Beyond him in the square were about 5,000 others, a fraction of the number who spent yesterday at Communist- organised rallies, ostensibly to mark the 1917 Bolshevik Revolution but really to listen to arguments about what to do about the evils of the free market, poverty and the West.
Communists are not what they used to be, the colonel lamented, as he looked at the crowd of mostly elderly people. The occasional portrait of Josef Vissarionovich bobbed around amid the bright red flags.
The trouble was that all the good party workers were sent to the front during the Great Patriotic War, leaving dregs and no-hopers behind, he moaned. Yet he felt Gennady Zyuganov, head of the Communist Party of the Russian Federation, who stood a few yards away, was a "good man".

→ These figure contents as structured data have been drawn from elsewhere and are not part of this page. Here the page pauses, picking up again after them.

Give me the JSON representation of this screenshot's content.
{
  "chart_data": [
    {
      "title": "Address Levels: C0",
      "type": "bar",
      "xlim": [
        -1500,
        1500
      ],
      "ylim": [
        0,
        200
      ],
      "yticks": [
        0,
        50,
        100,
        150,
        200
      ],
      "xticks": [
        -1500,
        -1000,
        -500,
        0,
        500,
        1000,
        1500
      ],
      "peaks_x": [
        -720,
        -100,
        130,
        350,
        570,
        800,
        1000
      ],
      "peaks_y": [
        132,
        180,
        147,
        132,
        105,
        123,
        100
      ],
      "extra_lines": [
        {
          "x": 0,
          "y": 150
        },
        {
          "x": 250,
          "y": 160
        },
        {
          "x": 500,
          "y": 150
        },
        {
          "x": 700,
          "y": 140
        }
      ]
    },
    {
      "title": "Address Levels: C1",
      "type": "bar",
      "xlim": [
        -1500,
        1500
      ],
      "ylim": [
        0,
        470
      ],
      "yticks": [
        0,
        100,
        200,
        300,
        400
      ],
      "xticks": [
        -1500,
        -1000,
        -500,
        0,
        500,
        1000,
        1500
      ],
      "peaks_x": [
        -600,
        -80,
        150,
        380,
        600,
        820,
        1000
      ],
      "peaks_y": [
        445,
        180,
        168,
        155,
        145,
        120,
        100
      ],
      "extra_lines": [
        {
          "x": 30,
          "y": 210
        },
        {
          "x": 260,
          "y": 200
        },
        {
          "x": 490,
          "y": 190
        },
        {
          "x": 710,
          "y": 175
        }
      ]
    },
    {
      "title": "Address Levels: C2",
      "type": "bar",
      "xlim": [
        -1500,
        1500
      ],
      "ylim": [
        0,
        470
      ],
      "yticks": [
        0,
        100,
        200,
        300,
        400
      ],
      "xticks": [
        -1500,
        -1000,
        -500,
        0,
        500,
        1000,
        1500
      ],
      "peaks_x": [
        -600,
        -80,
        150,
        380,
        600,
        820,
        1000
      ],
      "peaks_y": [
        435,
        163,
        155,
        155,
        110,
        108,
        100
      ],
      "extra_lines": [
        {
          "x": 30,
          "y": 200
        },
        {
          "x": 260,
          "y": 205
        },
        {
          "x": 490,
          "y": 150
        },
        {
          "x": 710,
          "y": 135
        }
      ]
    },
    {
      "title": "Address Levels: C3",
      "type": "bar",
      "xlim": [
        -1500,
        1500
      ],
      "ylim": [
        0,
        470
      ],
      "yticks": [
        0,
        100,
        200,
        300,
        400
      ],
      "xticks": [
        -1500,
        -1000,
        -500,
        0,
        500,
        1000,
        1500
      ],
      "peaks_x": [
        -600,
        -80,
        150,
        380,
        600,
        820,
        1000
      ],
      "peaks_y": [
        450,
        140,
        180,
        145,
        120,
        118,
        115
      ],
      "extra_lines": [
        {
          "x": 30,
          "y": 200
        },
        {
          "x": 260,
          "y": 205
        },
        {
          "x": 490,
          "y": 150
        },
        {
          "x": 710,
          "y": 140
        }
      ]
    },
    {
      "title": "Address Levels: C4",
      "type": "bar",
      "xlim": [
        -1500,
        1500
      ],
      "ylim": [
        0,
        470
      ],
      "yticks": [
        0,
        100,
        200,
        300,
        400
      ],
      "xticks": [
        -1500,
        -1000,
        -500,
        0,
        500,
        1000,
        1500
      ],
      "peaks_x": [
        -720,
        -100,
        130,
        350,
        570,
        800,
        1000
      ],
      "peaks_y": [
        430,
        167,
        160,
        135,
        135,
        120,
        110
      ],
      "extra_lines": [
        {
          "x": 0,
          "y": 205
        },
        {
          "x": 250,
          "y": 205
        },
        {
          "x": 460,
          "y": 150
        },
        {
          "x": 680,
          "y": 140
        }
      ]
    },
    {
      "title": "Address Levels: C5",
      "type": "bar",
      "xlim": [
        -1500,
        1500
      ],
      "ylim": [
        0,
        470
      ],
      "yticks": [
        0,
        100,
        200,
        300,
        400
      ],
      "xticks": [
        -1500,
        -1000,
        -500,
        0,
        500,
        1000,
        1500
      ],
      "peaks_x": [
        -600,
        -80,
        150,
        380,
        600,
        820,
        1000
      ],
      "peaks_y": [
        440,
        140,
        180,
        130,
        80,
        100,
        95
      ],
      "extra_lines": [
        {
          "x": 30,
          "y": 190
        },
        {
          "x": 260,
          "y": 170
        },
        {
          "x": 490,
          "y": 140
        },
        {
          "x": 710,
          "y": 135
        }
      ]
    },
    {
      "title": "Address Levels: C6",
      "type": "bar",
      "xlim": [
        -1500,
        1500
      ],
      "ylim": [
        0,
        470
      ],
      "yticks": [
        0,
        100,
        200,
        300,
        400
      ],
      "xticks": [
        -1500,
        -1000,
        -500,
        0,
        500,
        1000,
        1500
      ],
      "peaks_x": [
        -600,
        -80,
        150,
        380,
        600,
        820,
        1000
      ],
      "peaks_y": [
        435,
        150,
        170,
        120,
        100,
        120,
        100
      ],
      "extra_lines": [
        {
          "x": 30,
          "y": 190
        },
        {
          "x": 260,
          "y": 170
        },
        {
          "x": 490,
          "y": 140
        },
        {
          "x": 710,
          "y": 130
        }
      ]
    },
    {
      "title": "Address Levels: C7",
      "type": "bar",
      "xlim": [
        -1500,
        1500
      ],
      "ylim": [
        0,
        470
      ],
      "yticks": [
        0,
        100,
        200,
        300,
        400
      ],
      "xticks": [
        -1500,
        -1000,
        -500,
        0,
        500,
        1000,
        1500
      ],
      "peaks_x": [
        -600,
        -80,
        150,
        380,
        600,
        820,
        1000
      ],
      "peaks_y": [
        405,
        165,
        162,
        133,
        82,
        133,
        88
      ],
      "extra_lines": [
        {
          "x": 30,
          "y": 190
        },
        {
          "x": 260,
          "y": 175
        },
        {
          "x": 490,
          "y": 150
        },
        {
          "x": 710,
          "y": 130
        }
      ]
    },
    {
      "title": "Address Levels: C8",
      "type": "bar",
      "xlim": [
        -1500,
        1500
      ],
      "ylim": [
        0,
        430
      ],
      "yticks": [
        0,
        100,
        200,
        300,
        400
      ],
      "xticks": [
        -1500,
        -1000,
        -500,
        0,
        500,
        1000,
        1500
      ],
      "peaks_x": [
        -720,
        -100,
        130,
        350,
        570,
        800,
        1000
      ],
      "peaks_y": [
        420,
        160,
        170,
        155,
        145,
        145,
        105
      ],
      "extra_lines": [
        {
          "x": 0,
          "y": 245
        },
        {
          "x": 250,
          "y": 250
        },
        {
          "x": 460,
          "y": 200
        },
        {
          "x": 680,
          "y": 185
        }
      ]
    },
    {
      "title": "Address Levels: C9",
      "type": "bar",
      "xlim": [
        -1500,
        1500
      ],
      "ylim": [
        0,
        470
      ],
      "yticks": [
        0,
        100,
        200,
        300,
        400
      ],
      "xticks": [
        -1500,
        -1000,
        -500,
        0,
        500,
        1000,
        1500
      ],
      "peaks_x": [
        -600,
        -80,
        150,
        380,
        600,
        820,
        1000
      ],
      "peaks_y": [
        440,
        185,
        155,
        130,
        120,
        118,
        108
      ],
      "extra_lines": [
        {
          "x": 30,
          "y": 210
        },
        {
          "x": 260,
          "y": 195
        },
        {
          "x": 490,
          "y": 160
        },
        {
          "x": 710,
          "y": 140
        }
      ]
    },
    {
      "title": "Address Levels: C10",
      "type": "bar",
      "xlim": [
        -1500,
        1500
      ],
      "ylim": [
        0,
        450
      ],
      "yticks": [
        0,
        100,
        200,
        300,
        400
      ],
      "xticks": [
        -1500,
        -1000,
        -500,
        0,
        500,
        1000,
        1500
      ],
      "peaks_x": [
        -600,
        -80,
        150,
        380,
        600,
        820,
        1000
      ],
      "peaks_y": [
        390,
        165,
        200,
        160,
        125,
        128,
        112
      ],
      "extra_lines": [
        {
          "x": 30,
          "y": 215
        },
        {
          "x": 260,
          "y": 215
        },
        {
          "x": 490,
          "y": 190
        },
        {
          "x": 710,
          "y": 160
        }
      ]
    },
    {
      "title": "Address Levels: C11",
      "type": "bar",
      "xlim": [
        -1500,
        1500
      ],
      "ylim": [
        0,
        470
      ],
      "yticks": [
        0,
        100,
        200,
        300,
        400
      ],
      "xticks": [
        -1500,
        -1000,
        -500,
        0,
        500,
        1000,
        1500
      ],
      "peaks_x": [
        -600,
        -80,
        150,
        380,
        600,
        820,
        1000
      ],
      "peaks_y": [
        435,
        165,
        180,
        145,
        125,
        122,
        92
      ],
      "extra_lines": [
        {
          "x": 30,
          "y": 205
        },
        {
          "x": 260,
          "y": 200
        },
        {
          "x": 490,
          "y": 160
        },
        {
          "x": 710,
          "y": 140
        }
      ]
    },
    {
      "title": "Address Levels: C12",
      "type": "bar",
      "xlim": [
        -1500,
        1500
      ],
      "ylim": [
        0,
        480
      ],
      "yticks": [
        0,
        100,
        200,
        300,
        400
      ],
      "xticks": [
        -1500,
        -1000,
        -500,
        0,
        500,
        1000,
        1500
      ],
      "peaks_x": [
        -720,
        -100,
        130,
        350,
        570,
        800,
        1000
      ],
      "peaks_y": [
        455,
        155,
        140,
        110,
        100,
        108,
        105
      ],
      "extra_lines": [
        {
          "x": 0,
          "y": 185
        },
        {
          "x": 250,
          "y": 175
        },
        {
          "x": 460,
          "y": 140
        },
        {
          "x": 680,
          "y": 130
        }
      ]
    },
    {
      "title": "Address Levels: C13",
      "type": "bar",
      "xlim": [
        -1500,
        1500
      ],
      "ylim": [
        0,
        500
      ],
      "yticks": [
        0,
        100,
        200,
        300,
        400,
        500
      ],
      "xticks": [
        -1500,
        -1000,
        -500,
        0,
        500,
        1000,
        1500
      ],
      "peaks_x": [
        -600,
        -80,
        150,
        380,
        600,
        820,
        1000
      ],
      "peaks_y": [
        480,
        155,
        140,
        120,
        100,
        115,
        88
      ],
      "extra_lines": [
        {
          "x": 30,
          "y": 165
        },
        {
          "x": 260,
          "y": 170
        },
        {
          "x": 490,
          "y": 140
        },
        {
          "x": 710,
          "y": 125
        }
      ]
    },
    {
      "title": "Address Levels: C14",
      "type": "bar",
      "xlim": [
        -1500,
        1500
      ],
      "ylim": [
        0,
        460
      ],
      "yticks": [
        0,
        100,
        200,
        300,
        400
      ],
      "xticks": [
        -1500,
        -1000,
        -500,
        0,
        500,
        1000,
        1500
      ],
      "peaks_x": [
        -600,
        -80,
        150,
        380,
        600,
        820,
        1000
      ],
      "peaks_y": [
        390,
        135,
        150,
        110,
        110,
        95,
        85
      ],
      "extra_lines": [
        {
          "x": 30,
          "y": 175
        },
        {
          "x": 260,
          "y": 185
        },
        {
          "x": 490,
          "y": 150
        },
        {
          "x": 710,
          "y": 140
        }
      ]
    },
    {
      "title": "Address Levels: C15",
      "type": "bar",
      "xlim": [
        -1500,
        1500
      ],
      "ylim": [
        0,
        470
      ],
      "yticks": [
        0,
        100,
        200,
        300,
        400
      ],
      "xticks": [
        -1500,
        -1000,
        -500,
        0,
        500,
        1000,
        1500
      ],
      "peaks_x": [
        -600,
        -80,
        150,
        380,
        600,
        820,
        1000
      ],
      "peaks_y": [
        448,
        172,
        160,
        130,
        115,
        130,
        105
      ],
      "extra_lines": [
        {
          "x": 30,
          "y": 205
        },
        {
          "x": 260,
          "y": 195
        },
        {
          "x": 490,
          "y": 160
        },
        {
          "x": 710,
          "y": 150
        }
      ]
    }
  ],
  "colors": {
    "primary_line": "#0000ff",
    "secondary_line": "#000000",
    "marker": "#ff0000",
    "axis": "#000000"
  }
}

Strange this, from a military hardliner, that breed of Communist which has never accepted perestroika, or what followed. Did he not mind that Mr Zyuganov, whose party leads the opinion polls for next month's parliamentary elections and who is seen as a presidential candidate, calls himself a progressive and hob-nobs with Western businessmen and politicians? "What's wrong with that? Stalin sat down with Churchill and Roosevelt, didn't he?" he replied.
Mr Zyuganov toed his usual pragmatic line. "It's wonderful to see the open, honest faces of people who have never betrayed the highest ideals of goodness and justice, the red flag ... and the best ideals of Communism", he said.
Above the crowd flashed a giant electronic board - another reminder of how changed Russia is. It carried an advertisement from a rival party, the centrist "Our Home Is Russia".
As his speech closed, there were cheers. But not from everyone. Russia's Communists have their internal rivalries. "Zyuganov is just afraid of the international imperialists and the forces of capitalism," Viktor Ampilov, head of the Russian Communist Workers' Party, said afterwards.
There was probably loudest applause for Bill Davis, of the Workers' World Party's New York branch, who called for the Soviet Union to "rise again".The colonel and the other military men beneath the statue of Marx looked pleased.